El “sentido” y su lógica bastan para “acoger” aquello que el acontecimiento del ser, en Deleuze, vuelve posible, es decir, “estados de hecho”, actualizaciones, que son enteramente merecedores del principio de no-contra­dicción, al mismo tiempo que proceden, en su “génesis”, de lo ente contradictorio mismo. Deleuze ve perfectamente, en numerosos pasajes, que el acontecimiento es una aberración topológica, donde interior y exterior se subvierten incesantemente. Badiou no dice estrictamente nada distinto, excepto que se trata siempre de un acontecimiento localizado, por ejemplo los esclavos o proletarios que se hallan debajo del Estado, invisibles, y bruscamente devienen encima, o cierto arte que nos hace ver o escuchar una Cosa sensible que ni siquiera imaginábamos, etc. El acontecimiento es siempre un ente contradictorio que interviene sobre el “estado de las cosas” (aquí el sentido deleuziano y badiousista del estado pueden casi intercambiarse) y, literalmente, lo revoluciona. Lo que es más “exterior”, inexistente, como el esclavo, deviene lo más interior, o también lo que es más interior, el esclavo o el proletario mismo en cuanto entes absolutamente necesarios para el buen funcionamiento de la totalidad antropológica, Ciudad romana o capitalismo, se exteriorizan absolutamente, se hacen ver como tales, como existentes necesarios para la totalidad que ellos estremecen consiguientemente. Es en esto que el acontecimiento resulta siempre “aberración topológica”, como en última instancia el hombre mismo: absolutamente interior al Orden de la Naturaleza, y al mismo tiempo radicalmente exterior a ella, mediante el acontecimiento arquiapropiador de dicha Naturaleza y del ser mismo.
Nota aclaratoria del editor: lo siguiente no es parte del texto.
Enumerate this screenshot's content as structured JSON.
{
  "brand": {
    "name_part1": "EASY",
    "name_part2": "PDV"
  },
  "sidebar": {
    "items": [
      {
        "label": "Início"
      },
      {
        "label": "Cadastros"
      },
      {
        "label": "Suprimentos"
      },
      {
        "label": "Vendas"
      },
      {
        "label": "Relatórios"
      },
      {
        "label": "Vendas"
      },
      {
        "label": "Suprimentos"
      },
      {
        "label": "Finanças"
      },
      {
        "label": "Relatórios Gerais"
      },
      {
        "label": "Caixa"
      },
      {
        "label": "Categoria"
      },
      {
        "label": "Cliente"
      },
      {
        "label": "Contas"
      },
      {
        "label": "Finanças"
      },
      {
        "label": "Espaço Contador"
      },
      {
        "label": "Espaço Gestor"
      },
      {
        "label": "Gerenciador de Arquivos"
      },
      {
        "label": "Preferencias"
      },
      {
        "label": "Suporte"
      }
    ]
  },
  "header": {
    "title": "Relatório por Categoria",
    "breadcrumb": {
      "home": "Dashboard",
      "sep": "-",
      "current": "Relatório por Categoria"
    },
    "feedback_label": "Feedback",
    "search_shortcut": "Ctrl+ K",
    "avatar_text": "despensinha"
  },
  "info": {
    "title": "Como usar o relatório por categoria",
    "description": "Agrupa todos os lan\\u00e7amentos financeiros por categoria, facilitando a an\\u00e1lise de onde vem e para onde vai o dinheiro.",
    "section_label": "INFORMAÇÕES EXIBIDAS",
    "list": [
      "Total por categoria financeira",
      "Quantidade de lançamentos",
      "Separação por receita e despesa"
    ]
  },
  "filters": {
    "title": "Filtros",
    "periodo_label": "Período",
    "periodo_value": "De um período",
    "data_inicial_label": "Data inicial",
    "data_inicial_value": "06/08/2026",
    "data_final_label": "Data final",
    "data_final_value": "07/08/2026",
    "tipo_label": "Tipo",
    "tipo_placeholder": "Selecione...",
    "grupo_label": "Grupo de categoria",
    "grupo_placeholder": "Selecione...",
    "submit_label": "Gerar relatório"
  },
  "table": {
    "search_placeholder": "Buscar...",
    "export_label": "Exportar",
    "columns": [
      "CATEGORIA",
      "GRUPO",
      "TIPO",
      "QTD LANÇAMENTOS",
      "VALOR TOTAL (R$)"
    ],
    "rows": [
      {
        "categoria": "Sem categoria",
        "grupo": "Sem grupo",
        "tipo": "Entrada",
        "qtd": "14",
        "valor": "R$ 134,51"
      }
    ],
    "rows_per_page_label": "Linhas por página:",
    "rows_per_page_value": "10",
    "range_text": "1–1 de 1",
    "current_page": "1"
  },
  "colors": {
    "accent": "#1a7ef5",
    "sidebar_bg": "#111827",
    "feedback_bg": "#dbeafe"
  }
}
Audazmente, he añadido a esta sólida construcción un solo elemento, que sin embargo ha terminado por modificar radicalmente toda mi “meditación” sobre el acontecimiento: lo ente contradictorio, considerando lo que hasta ahora conocemos, no puede ser otra cosa que el hombre mismo, ese “animal anfibio”, como dice Hegel en su Estética, intersección paradójica de ser y ente, que

tiene que vivir en dos mundos que se contradicen el uno al otro, de suerte que la conciencia también se extravía en esa contradicción y, empujada unas veces aquí, otras allá, es incapaz de encontrar por sí misma alguna satisfacción tanto en una parte como en otra. En efecto, por una parte vemos al hombre prisionero de la realidad común y de la temporalidad terrestre, oprimido por las necesidades, acosado por la naturaleza, enredado en la materia, en fines sensibles y en el goce de estos últimos, desgarrado por los impulsos naturales y las pasiones; por otra parte, se eleva a las ideas eternas en el reino del pensamiento y de la libertad, se da, como voluntad, leyes y determinaciones universales, despoja el mundo de su realidad animada y floreciente y la disuelve en abstracciones.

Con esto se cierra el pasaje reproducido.